Unsupervised Learning:k-means algorithm

Source: Internet
Author: User

K-means algorithm is one of the most popular and most used clustering algorithms at present.

K-means algorithm

If we want to divide the green points into two categories, first randomly select two cluster centroids ( the Cluster Center) and then iterate (loop) to do two things: Cluster assignment and move centroids (Figure 1)

cluster Assignment: then each sample in the training set, based on the cluster centroid that is near or blue from the red cluster centroid is recently allocated cluster. (Fig. 2)

move Centroids: then calculates the position of all the red dots as the new cluster centroid, and the position of all the blue points calculates the mean as the new cluster centroid. (Fig. 3)

Cluster Assignment: Re-distributes (depending on distance) The cluster of each sample according to the new cluster centroids (Figure 4)

Move Centroids: After reassigning the clusters, calculate the average of each cluster as the new cluster centroids. (Fig. 5)

We continue to iterate and find that the cluster centroids and assigned cluster no longer change, meaning that the K-means algorithm converges , that is, two cluster found in this data. This is the end of the work.

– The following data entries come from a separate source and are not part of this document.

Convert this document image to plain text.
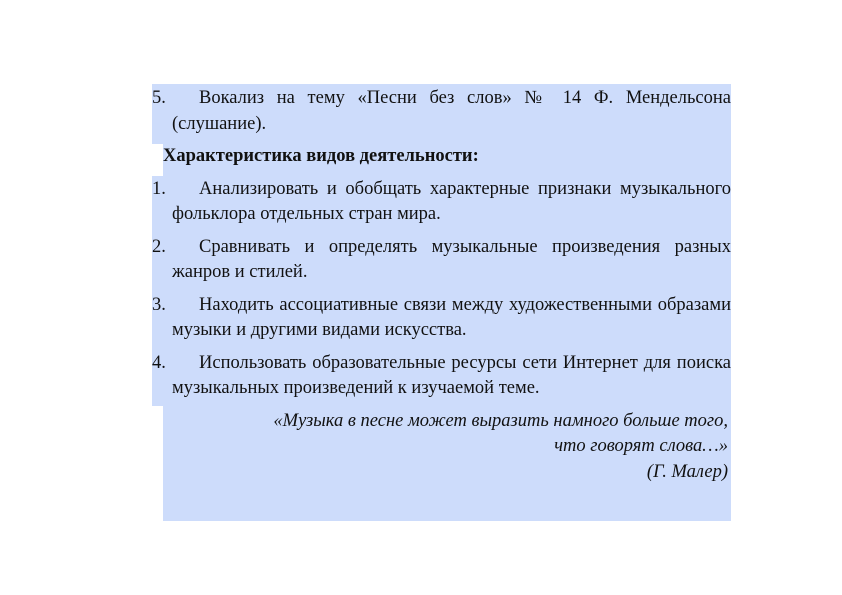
5.	Вокализ на тему «Песни без слов» № 14 Ф. Мендельсона (слушание).
Характеристика видов деятельности:
1.	Анализировать и обобщать характерные признаки музыкального фольклора отдельных стран мира.
2.	Сравнивать и определять музыкальные произведения разных жанров и стилей.
3.	Находить ассоциативные связи между художественными образами музыки и другими видами искусства.
4.	Использовать образовательные ресурсы сети Интернет для поиска музыкальных произведений к изучаемой теме.
«Музыка в песне может выразить намного больше того,
что говорят слова…»
(Г. Малер)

K-means algorithm formally

Input: K for we want to divide the dataset into K-clusters(we'll talk about how to choose Klater), now K is the number of cluster that the input is required to divide data into.

Training set ( no Y value , as unsupervised learning)

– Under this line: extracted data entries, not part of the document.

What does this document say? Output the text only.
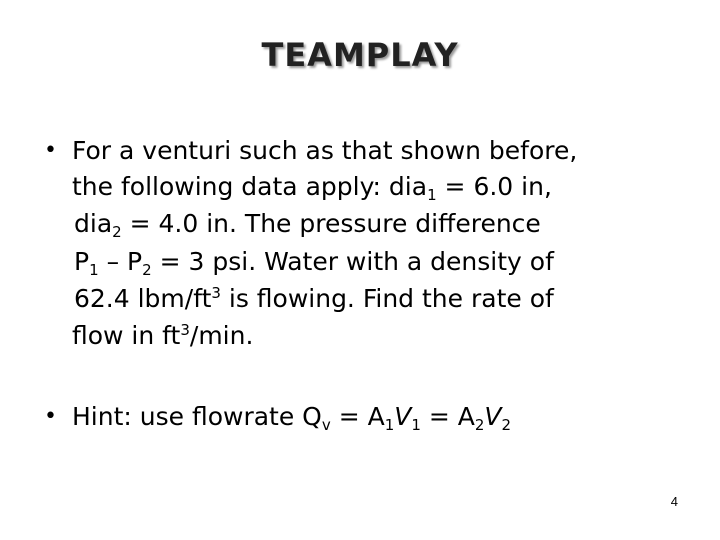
TEAMPLAY
• For a venturi such as that shown before,
the following data apply: dia$_1$ = 6.0 in,
dia$_2$ = 4.0 in. The pressure difference
$P_1 - P_2 = 3$ psi. Water with a density of
62.4 lbm/$ft^3$ is flowing. Find the rate of
flow in $ft^3/\min$.
• Hint: use flowrate $Q_v = A_1V_1 = A_2V_2$
4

X (i) is n-dimensional, not n+1 , without adding x0=1

Cluster assignment step: for the first point in training data, calculate C (i) ( stain each sample ) as the nearest cluster centroid subscript value (1-k), Note that the K in the UK is lowercase, refers to the subscript of the centroid, Kcluster Centroids is capitalized, indicating that there are a total of k cluster. Usually we like to use the square of distance to find the minimum value.

Move centroid Step: recalculate the cluster centroid of each cluster (based on the average after staining)

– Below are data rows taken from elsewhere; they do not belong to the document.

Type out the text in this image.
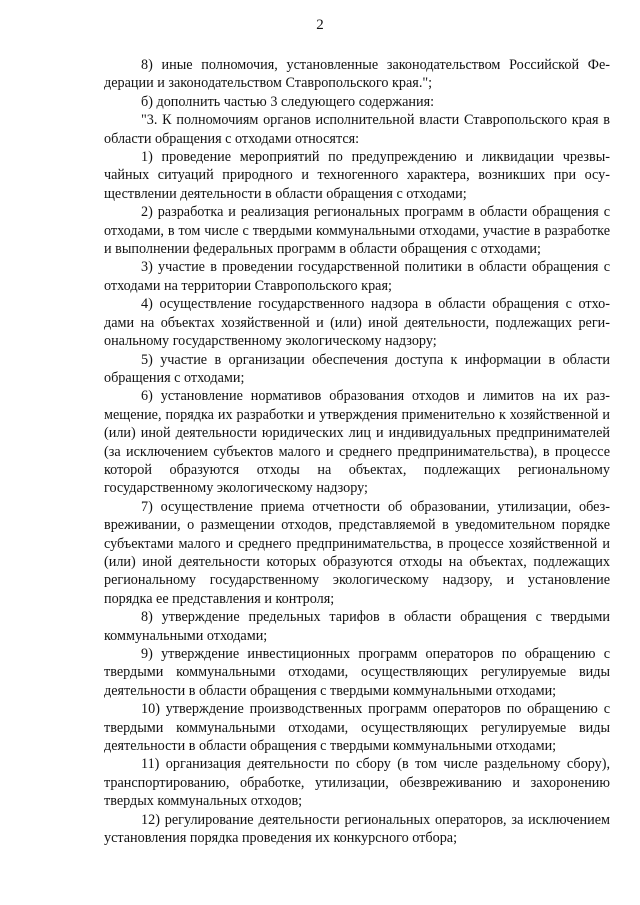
2

8) иные полномочия, установленные законодательством Российской Федерации и законодательством Ставропольского края.";

б) дополнить частью 3 следующего содержания:

"3. К полномочиям органов исполнительной власти Ставропольского края в области обращения с отходами относятся:

1) проведение мероприятий по предупреждению и ликвидации чрезвычайных ситуаций природного и техногенного характера, возникших при осуществлении деятельности в области обращения с отходами;

2) разработка и реализация региональных программ в области обращения с отходами, в том числе с твердыми коммунальными отходами, участие в разработке и выполнении федеральных программ в области обращения с отходами;

3) участие в проведении государственной политики в области обращения с отходами на территории Ставропольского края;

4) осуществление государственного надзора в области обращения с отходами на объектах хозяйственной и (или) иной деятельности, подлежащих региональному государственному экологическому надзору;

5) участие в организации обеспечения доступа к информации в области обращения с отходами;

6) установление нормативов образования отходов и лимитов на их размещение, порядка их разработки и утверждения применительно к хозяйственной и (или) иной деятельности юридических лиц и индивидуальных предпринимателей (за исключением субъектов малого и среднего предпринимательства), в процессе которой образуются отходы на объектах, подлежащих региональному государственному экологическому надзору;

7) осуществление приема отчетности об образовании, утилизации, обезвреживании, о размещении отходов, представляемой в уведомительном порядке субъектами малого и среднего предпринимательства, в процессе хозяйственной и (или) иной деятельности которых образуются отходы на объектах, подлежащих региональному государственному экологическому надзору, и установление порядка ее представления и контроля;

8) утверждение предельных тарифов в области обращения с твердыми коммунальными отходами;

9) утверждение инвестиционных программ операторов по обращению с твердыми коммунальными отходами, осуществляющих регулируемые виды деятельности в области обращения с твердыми коммунальными отходами;

10) утверждение производственных программ операторов по обращению с твердыми коммунальными отходами, осуществляющих регулируемые виды деятельности в области обращения с твердыми коммунальными отходами;

11) организация деятельности по сбору (в том числе раздельному сбору), транспортированию, обработке, утилизации, обезвреживанию и захоронению твердых коммунальных отходов;

12) регулирование деятельности региональных операторов, за исключением установления порядка проведения их конкурсного отбора;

What if a cluster centroid does not have a point assigned to it? Normally, we remove this cluster centroid, so we get K-1 clusters, and if it's a K-clusters, what do we do? The way is to find a cluster centroid. But it is more commonly used to remove this cluster centroid.

Application of K-means in clusters with no discernible distinction

The image on the left is the application of K-means on a dataset that is clearly divided into three clusters.

K-means can also be applied as shown in the figure on the right, and the dataset may appear to be indistinguishable from the obvious cluster . This is an example of a T-shirt size, such as you want to design three size (s,m,l) T-shirt, but do not know how big each size should be designed, then we will wear our T-shirt people's height and weight (these are the main factors affecting the size of T-shirt) to do a statistic, As shown in the diagram on the left, then apply the K-means algorithm to divide the data into three cluster, and then design the size of different sizes for each cluster individually. As an example of market segmentation , use K-means to divide my market into three parts, so that you can differentiate between three different groups of customers and better adapt to their different needs (such as s,m,l different size clothes)

Summarize

    1. Randomly selected cluster centroids (Cluster center)
    2. Cluster Assignment Step(staining) for each sample point
    3. Move centroid Step: recalculate the new cluster centroids (Cluster center) based on the results of the staining
    4. Repeat above 2, 3 steps until convergence (cluster centroids and staining results no longer change)

Unsupervised Learning:k-means algorithm

Contact Us

The content source of this page is from Internet, which doesn't represent Alibaba Cloud's opinion; products and services mentioned on that page don't have any relationship with Alibaba Cloud. If the content of the page makes you feel confusing, please write us an email, we will handle the problem within 5 days after receiving your email.

If you find any instances of plagiarism from the community, please send an email to: info-contact@alibabacloud.com and provide relevant evidence. A staff member will contact you within 5 working days.

A Free Trial That Lets You Build Big!

Start building with 50+ products and up to 12 months usage for Elastic Compute Service

  • Sales Support

    1 on 1 presale consultation

  • After-Sales Support

    24/7 Technical Support 6 Free Tickets per Quarter Faster Response

  • Alibaba Cloud offers highly flexible support services tailored to meet your exact needs.